“A reawakening of political discussions”. That is how revolutionary socialists in France describe the events of the last month.
Since 9 March, a series of big demonstrations and strikes have hit the Socialist Party government’s attempt to revise the labour law and workers’ conditions on the railways. Mobilisations have been wider than the 2010 strikes against pension cuts or other campaigns of recent years. They are compared more to the 2006 movement which defeated a move by the then right-wing government to introduce a new, worse-conditions contract for younger workers, or to the 1995 movement which defeated earlier pension cuts.
The next steps are a railworkers’ strike on 26 April, and a general day of strikes and protests on 28 April. The CGT union confederation plans further rail strikes for 10 May and 17-18 May, the second one open-ended. Many rank-and-file activists demand a move to open-ended strikes sooner and across the board. The official union schedule is more vigorous than some recent campaigns by British unions which often have intervals between strikes more like six months, but many French activists regard the 19 days which separate 28 April from the last demonstration, on 9 April, as a worryingly long gap, indicative of a lack of zeal from union leaders.

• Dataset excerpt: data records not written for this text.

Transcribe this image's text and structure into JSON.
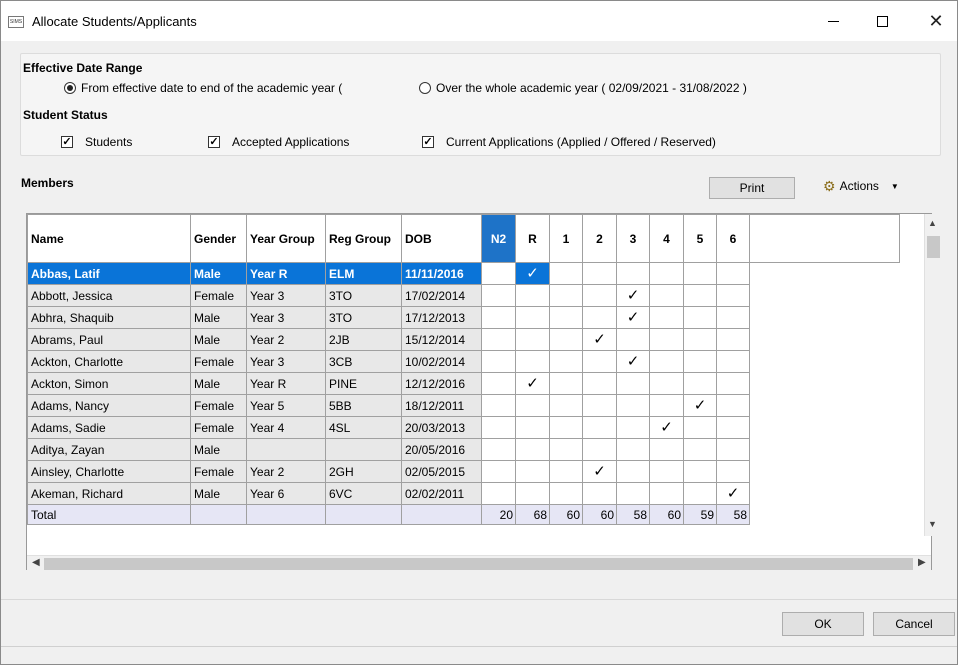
{
  "window": {
    "app_icon_text": "SIMS",
    "title": "Allocate Students/Applicants"
  },
  "date_range": {
    "heading": "Effective Date Range",
    "option_from": "From effective date to end of the academic year (",
    "option_whole": "Over the whole academic year ( 02/09/2021 - 31/08/2022 )",
    "selected": "from"
  },
  "student_status": {
    "heading": "Student Status",
    "students": "Students",
    "accepted": "Accepted Applications",
    "current": "Current Applications (Applied / Offered / Reserved)"
  },
  "members": {
    "heading": "Members",
    "print_label": "Print",
    "actions_label": "Actions"
  },
  "grid": {
    "headers": [
      "Name",
      "Gender",
      "Year Group",
      "Reg Group",
      "DOB",
      "N2",
      "R",
      "1",
      "2",
      "3",
      "4",
      "5",
      "6"
    ],
    "rows": [
      {
        "name": "Abbas, Latif",
        "gender": "Male",
        "year": "Year R",
        "reg": "ELM",
        "dob": "11/11/2016",
        "col": "R"
      },
      {
        "name": "Abbott, Jessica",
        "gender": "Female",
        "year": "Year 3",
        "reg": "3TO",
        "dob": "17/02/2014",
        "col": "3"
      },
      {
        "name": "Abhra, Shaquib",
        "gender": "Male",
        "year": "Year 3",
        "reg": "3TO",
        "dob": "17/12/2013",
        "col": "3"
      },
      {
        "name": "Abrams, Paul",
        "gender": "Male",
        "year": "Year 2",
        "reg": "2JB",
        "dob": "15/12/2014",
        "col": "2"
      },
      {
        "name": "Ackton, Charlotte",
        "gender": "Female",
        "year": "Year 3",
        "reg": "3CB",
        "dob": "10/02/2014",
        "col": "3"
      },
      {
        "name": "Ackton, Simon",
        "gender": "Male",
        "year": "Year R",
        "reg": "PINE",
        "dob": "12/12/2016",
        "col": "R"
      },
      {
        "name": "Adams, Nancy",
        "gender": "Female",
        "year": "Year 5",
        "reg": "5BB",
        "dob": "18/12/2011",
        "col": "5"
      },
      {
        "name": "Adams, Sadie",
        "gender": "Female",
        "year": "Year 4",
        "reg": "4SL",
        "dob": "20/03/2013",
        "col": "4"
      },
      {
        "name": "Aditya, Zayan",
        "gender": "Male",
        "year": "",
        "reg": "",
        "dob": "20/05/2016",
        "col": ""
      },
      {
        "name": "Ainsley, Charlotte",
        "gender": "Female",
        "year": "Year 2",
        "reg": "2GH",
        "dob": "02/05/2015",
        "col": "2"
      },
      {
        "name": "Akeman, Richard",
        "gender": "Male",
        "year": "Year 6",
        "reg": "6VC",
        "dob": "02/02/2011",
        "col": "6"
      }
    ],
    "check_glyph": "✓",
    "total_label": "Total",
    "totals": [
      "20",
      "68",
      "60",
      "60",
      "58",
      "60",
      "59",
      "58"
    ],
    "selected_row": 0
  },
  "scroll": {
    "up": "▲",
    "down": "▼",
    "left": "◀",
    "right": "▶"
  },
  "buttons": {
    "ok": "OK",
    "cancel": "Cancel"
  },
  "icons": {
    "actions": "gear-icon",
    "caret": "▼"
  }
}
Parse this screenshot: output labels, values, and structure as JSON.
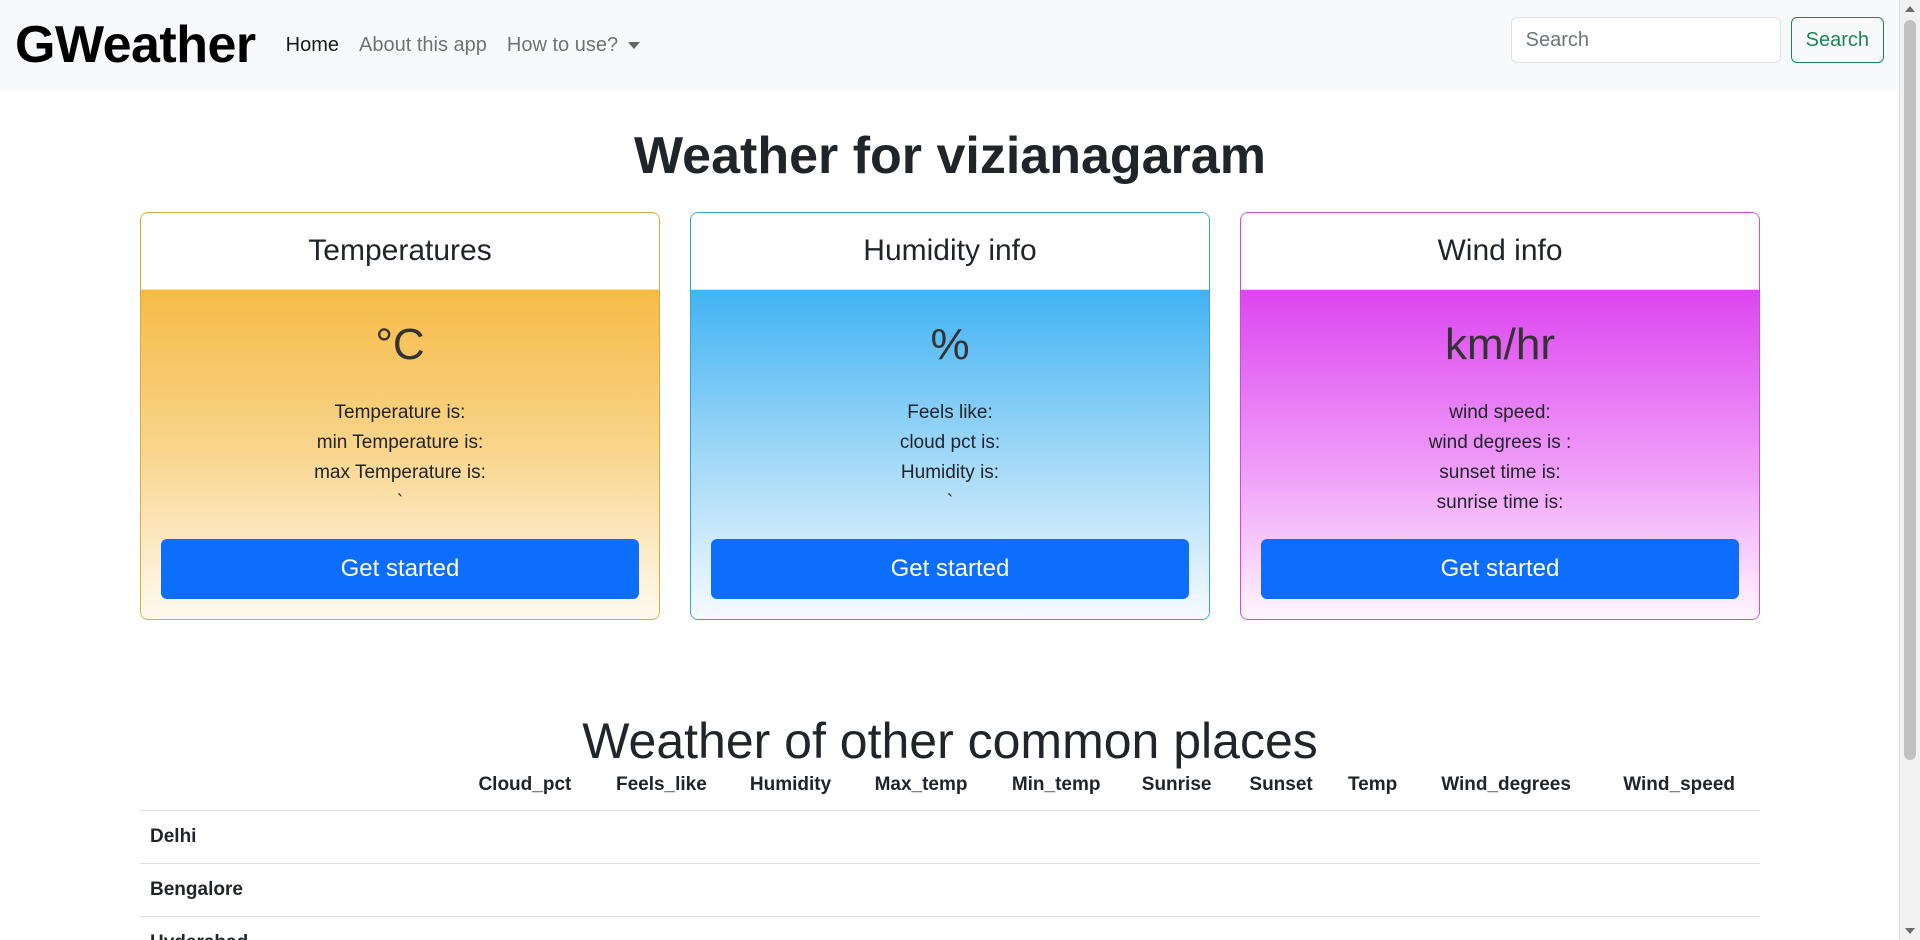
{
  "navbar": {
    "brand": "GWeather",
    "links": [
      {
        "label": "Home",
        "active": true
      },
      {
        "label": "About this app",
        "active": false
      },
      {
        "label": "How to use?",
        "active": false
      }
    ],
    "search": {
      "placeholder": "Search",
      "button_label": "Search"
    }
  },
  "page_title": "Weather for vizianagaram",
  "cards": {
    "temperature": {
      "title": "Temperatures",
      "unit": "°C",
      "lines": [
        "Temperature is:",
        "min Temperature is:",
        "max Temperature is:",
        "`"
      ],
      "button_label": "Get started"
    },
    "humidity": {
      "title": "Humidity info",
      "unit": "%",
      "lines": [
        "Feels like:",
        "cloud pct is:",
        "Humidity is:",
        "`"
      ],
      "button_label": "Get started"
    },
    "wind": {
      "title": "Wind info",
      "unit": "km/hr",
      "lines": [
        "wind speed:",
        "wind degrees is :",
        "sunset time is:",
        "sunrise time is:"
      ],
      "button_label": "Get started"
    }
  },
  "section_title": "Weather of other common places",
  "table": {
    "headers": [
      "",
      "Cloud_pct",
      "Feels_like",
      "Humidity",
      "Max_temp",
      "Min_temp",
      "Sunrise",
      "Sunset",
      "Temp",
      "Wind_degrees",
      "Wind_speed"
    ],
    "rows": [
      "Delhi",
      "Bengalore",
      "Hyderabad"
    ]
  },
  "colors": {
    "primary": "#0d6efd",
    "success": "#198754",
    "temp_gradient_top": "#f6bb46",
    "humidity_gradient_top": "#41b3f3",
    "wind_gradient_top": "#dd45f0"
  }
}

When the government announced the draft law in mid-February, the leaders of France’s nine “TUCs” (union confederations) responded critically, but with demands for amendment rather than flat-out condemnation. The CGT, the strongest of the confederations and usually among the most militant, talked only of a protest on 31 March. Widespread anger, especially among students, forced the CGT to call action on Wednesday 9 March. Something like half a million people were on the streets that day.
There were further protests, mostly by students, on 17 March, and a big turnout on Thursday 31 March, with something like 1.2 million people on the streets, and — a new thing in recent working-class protests in France — lots of strikes in private industry, including in small private firms where workers who strike run greater risks of losing their jobs. On 9 April there were new demonstrations across the country, with about 50,000 on the streets in Paris, and maybe 200,000-plus across the country. Nine friends of Workers’ Liberty went to Paris for the 9 April demonstration and for discussions on the movement with the French revolutionary socialist group L’Etincelle on 10 April.